Commerce sees ups and downs
- By Colleen O'Hara
- Apr 10, 2001
Fiscal 2002 budget
The Commerce Department was on the receiving end of some positive budget marks, however, some programs—such as the Advanced Technology Program—did not fare so well.
With the 2000 census barely over, the Census Bureau must begin planning in earnest for the 2010 census. The fiscal 2002 budget proposal President Bush released Monday requested $65 million to establish an infrastructure that enables the bureau to begin testing major elements of an early census design. For instance, the bureau will restructure the systems that contain maps, street and address information to incorporate Global Positioning System technology to improve the accuracy of data.
National Oceanic and Atmospheric Administration programs fared well. The president asked for funding for the following programs at the same level as in fiscal 2001:
$8 million for the Next Generation Weather Radar program. $16 million for the Advanced Weather Interactive Processing System, which integrates radar, satellite and sensor data on one workstation. $20 million for the central administrative management system. $15 million for the central computer upgrade. Other NOAA programs did better than last year. The funding request for the program to merge defense and civilian weather satellite programs is $157 million, up from $73 million. The geostationary and polar orbiting satellite programs would get a boost: At $293 million, the request for the geostationary program is $3 million more than in fiscal 2001, and the polar program's $146 million would be a $9 million increase.
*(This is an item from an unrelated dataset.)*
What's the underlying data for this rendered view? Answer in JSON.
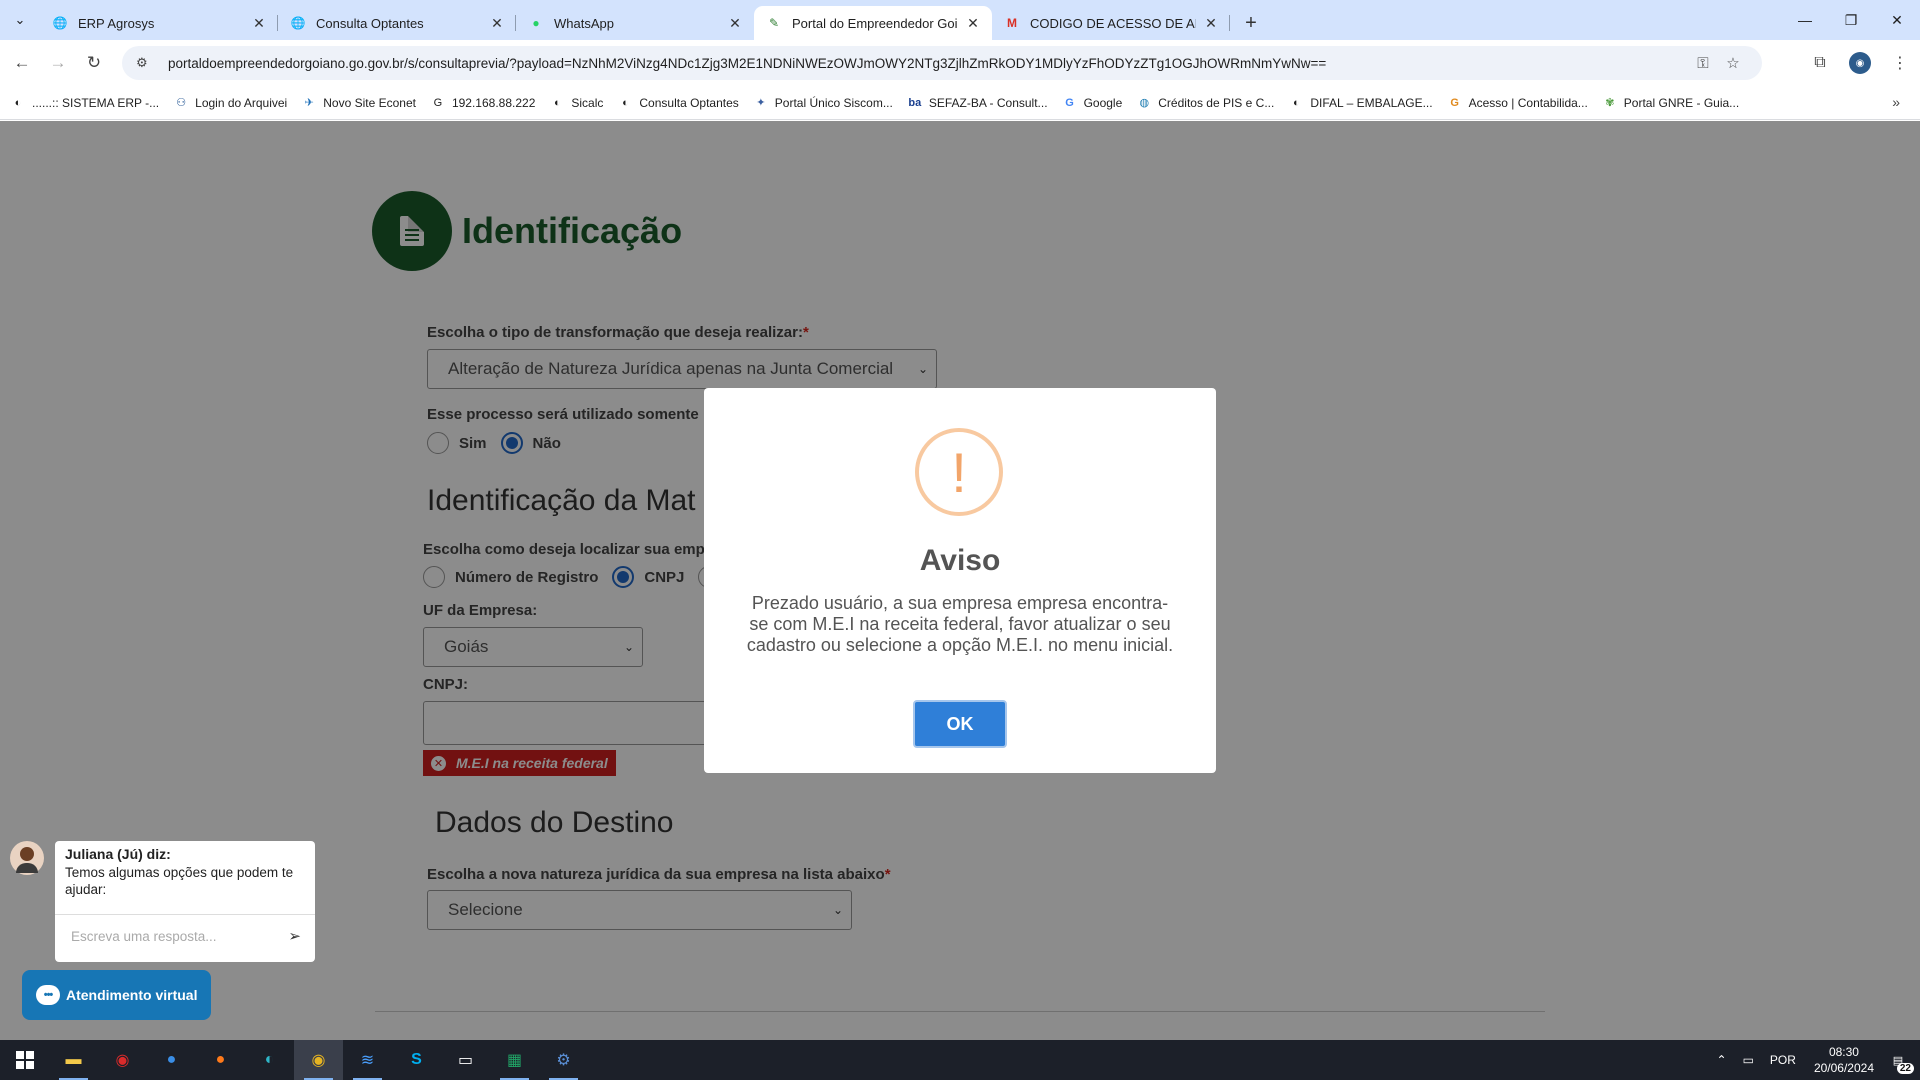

The president's budget also proposes a new center: the NOAA-NASA Joint Center for Satellite Data Assimilation. On the down side, the president's budget proposes suspending funding in fiscal 2002 for the Advanced Technology Program, which provides matching grants to help fund innovative and risky technology programs in industry. Previous awards made under the program would be fulfilled via a $70 million fund created primarily from carry-over money. Commerce must evaluate the program to see if "ATP subsidies to U.S. industry are still merited," according to the budget document.